As reviewer Morrow correctly notes, when Laurel looks directly into the camera in close-up, the effect is genuinely eerie. Morrow does not give the reason for this: the pupils of Laurel's eyes were pale blue, and they happened to be precisely the colour that was insensitive to the early orthochromatic film stock. (Actress Lee Remick's eyes were the same shade, but during her career a panchromatic film stock was used.) When Laurel looks into the camera, his eyes look ghostly ... and the effect is so weird, it negates any comedy. In a television interview decades later, shortly before his death, Laurel recalled being told that he would never make it as a film actor because his eyes were the wrong colour. However, from Laurel's behaviour during this interview, he clearly seemed to be unaware of the genuine technical problems incurred by his eyes, and he seemed to think that the complaint about the colour of his eyes was merely a pretext (by people who thought he lacked talent) to let Laurel down easily without pricking his vanity.

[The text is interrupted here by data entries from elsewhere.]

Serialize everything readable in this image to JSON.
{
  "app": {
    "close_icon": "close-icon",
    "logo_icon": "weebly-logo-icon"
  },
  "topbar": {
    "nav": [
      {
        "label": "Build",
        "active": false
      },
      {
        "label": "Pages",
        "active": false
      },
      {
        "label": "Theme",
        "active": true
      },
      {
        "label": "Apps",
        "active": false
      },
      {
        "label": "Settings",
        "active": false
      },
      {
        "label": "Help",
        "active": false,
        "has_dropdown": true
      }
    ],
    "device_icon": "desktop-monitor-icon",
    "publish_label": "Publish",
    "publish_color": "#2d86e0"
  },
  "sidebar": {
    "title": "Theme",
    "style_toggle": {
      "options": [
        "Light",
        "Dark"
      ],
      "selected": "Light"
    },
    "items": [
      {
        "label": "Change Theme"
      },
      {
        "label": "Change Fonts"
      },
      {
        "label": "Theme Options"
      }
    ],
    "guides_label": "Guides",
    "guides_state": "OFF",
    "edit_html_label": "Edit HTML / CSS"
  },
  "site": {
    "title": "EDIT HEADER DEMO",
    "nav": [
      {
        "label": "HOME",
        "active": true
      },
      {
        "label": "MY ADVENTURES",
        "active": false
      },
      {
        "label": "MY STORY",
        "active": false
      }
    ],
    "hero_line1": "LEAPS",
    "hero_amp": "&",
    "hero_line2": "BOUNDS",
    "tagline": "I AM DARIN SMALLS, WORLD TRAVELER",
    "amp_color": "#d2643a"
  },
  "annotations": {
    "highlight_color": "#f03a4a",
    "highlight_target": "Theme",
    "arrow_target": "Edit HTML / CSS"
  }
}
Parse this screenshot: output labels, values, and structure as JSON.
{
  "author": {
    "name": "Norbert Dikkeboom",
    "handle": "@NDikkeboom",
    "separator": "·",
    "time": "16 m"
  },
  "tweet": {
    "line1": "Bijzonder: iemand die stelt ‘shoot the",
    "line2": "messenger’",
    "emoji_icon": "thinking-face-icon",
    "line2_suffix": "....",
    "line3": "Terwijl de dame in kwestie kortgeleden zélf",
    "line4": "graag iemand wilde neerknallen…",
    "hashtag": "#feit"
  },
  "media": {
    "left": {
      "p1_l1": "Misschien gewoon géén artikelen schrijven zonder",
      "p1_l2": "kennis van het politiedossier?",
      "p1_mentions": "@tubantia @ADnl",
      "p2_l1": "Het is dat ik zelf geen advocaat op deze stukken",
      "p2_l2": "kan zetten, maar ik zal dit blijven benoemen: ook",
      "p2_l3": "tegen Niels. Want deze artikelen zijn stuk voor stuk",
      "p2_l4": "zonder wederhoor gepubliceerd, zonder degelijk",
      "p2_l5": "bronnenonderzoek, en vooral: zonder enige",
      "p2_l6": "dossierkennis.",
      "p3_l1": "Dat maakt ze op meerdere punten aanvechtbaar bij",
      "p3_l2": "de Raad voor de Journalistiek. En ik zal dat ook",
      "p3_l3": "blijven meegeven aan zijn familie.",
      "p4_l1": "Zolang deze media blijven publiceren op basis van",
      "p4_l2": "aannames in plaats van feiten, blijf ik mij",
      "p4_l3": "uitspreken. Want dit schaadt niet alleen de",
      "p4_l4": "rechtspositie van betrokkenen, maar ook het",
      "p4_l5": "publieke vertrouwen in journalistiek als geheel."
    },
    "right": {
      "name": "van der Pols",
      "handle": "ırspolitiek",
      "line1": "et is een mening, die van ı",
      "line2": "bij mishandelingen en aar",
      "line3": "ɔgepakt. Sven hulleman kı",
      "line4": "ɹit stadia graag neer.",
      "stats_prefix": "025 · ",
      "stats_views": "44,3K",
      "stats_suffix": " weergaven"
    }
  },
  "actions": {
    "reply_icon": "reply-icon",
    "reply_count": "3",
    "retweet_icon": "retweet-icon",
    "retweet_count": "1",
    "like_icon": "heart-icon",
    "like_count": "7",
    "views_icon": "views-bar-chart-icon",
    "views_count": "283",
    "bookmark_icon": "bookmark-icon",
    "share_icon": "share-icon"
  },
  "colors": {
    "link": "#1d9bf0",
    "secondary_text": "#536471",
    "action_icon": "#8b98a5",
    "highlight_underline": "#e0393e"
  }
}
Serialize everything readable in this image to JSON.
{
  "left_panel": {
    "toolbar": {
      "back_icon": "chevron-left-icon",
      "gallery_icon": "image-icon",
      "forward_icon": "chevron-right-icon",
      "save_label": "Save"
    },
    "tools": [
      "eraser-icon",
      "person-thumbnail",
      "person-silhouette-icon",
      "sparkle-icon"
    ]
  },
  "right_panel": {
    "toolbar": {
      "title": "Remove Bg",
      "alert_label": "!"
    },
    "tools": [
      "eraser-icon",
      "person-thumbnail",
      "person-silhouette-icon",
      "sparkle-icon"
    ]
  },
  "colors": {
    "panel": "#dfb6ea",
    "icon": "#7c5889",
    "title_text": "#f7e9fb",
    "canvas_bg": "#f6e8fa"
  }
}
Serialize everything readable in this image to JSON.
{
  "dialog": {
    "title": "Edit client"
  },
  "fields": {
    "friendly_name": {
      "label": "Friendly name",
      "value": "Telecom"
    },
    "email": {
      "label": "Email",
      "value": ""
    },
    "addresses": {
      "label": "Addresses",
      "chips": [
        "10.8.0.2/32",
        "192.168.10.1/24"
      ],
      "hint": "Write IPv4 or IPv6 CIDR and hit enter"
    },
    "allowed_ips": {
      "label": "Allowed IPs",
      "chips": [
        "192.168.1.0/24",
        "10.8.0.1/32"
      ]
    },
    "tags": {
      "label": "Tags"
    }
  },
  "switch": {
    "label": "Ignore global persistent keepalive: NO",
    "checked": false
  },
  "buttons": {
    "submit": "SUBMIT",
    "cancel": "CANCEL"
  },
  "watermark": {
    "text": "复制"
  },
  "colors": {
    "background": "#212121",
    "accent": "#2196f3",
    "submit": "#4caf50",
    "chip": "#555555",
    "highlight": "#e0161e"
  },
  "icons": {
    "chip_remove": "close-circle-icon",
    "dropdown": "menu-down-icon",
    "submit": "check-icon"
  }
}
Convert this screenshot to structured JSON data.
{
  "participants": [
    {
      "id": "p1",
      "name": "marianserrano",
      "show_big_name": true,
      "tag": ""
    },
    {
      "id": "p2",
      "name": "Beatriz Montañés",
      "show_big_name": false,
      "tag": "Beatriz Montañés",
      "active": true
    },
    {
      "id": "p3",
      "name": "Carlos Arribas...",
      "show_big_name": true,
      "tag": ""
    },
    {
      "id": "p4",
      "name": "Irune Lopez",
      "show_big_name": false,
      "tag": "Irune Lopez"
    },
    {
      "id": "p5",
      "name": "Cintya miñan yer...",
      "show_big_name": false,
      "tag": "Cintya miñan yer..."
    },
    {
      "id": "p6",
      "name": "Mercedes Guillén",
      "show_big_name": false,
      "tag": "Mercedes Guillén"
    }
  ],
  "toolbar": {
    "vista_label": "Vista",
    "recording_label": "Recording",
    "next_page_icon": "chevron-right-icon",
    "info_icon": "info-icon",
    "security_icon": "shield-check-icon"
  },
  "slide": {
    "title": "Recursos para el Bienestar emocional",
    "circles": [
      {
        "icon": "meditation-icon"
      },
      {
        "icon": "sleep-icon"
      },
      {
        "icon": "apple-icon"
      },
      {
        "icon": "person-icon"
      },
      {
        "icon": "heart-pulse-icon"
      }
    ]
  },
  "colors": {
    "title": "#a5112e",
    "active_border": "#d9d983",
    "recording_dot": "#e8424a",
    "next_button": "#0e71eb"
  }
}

Briefly glimpsed in 'Just Rambling Along' is Marie Mosquini, a brunette beauty who -- unlike so many other 1920s actresses -- remains astonishingly beautiful by modern (early 21st-century) standards of feminine beauty. After teaming with Snub Pollard in some of his best silent films, Mosquini married radio engineer Lee DeForest ... who helped develop the talking-film process.

'Just Rambling Along' contains some plot business that (with my British cultural references) I didn't understand, but which an American friend explained to me. I had often heard the phrase 'meal ticket' as a slang term, but was unaware of its literal meaning. In 'Just Rambling Along', Laurel cadges a meal in a working-class restaurant that used the now-obsolete device known as meal tickets: each time he selects a dish, another charge is totted onto his meal ticket, with payment expected afterward. Chaos ensues (but not much comedy, alas) when Laurel's meal ticket is swapped for another with a higher total on it.

I laughed precisely once during 'Just Rambling Along', when a cupful of water is thrown into Laurel's face and he pantomimes swimming away. Chaplin did that gag too. I'll rate this movie just 2 points in 10, mostly for its historical significance.